The Connecticut Supreme Court ruled on March 14 that families of the Sandy Hook Elementary mass shooting victims could proceed with a lawsuit against the companies that manufactured and sold the semiautomatic rifle used in the attack.
The ruling, which reversed a lower court’s decision, has the potential to unleash a flood of claims by gun violence victims against gun manufacturers – if it’s upheld by the U.S. Supreme Court, that is.
My research on the history of lawsuits against the gun industry has documented the failure of gun violence victims to hold gun manufacturers liable for legal marketing practices that many people consider irresponsible. The latest Sandy Hook decision could pave the way for gunmakers to finally be held responsible for them.
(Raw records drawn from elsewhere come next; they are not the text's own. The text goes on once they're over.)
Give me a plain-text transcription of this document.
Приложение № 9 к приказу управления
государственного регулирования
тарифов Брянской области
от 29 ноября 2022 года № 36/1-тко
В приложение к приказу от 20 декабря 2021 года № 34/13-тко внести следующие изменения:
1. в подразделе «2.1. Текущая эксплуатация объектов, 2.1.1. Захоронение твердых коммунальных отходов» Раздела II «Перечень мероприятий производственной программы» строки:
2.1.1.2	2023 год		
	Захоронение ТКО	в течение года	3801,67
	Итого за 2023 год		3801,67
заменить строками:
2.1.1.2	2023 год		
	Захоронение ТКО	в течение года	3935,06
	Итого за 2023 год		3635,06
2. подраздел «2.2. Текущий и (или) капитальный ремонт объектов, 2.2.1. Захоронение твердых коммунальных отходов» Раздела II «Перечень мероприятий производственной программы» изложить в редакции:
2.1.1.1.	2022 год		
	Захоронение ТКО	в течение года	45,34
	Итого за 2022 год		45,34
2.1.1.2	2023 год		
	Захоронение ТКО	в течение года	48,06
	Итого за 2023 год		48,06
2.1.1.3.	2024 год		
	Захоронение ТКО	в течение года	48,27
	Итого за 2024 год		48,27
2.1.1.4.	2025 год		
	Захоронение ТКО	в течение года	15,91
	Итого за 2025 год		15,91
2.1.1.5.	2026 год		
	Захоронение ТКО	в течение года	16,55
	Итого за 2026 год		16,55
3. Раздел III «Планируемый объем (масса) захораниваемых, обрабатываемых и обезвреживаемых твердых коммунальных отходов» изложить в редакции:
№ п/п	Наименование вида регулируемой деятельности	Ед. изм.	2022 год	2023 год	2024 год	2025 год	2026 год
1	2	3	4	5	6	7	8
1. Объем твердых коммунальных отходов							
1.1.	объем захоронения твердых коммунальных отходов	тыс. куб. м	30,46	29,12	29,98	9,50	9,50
A 2006 law called the Protection of Lawful Commerce in Arms Act grants gun manufacturers immunity from lawsuits that arise out of the criminal misuse of a weapon.
The Sandy Hook families argued that their lawsuit fell under an exception to this federal immunity. The exception allows gun violence victims to sue a manufacturer who “knowingly violated a state or federal statute applicable to the sale or marketing” of a firearm.
The families claimed that Remington Arms “marketed, advertised and promoted the Bushmaster XM15-E2S for civilians to use to carry out offensive, military style combat missions against their perceived enemies.” They said that this marketing constituted an unfair trade practice under Connecticut law, which they argued is a state statute “applicable” to the marketing of a firearm.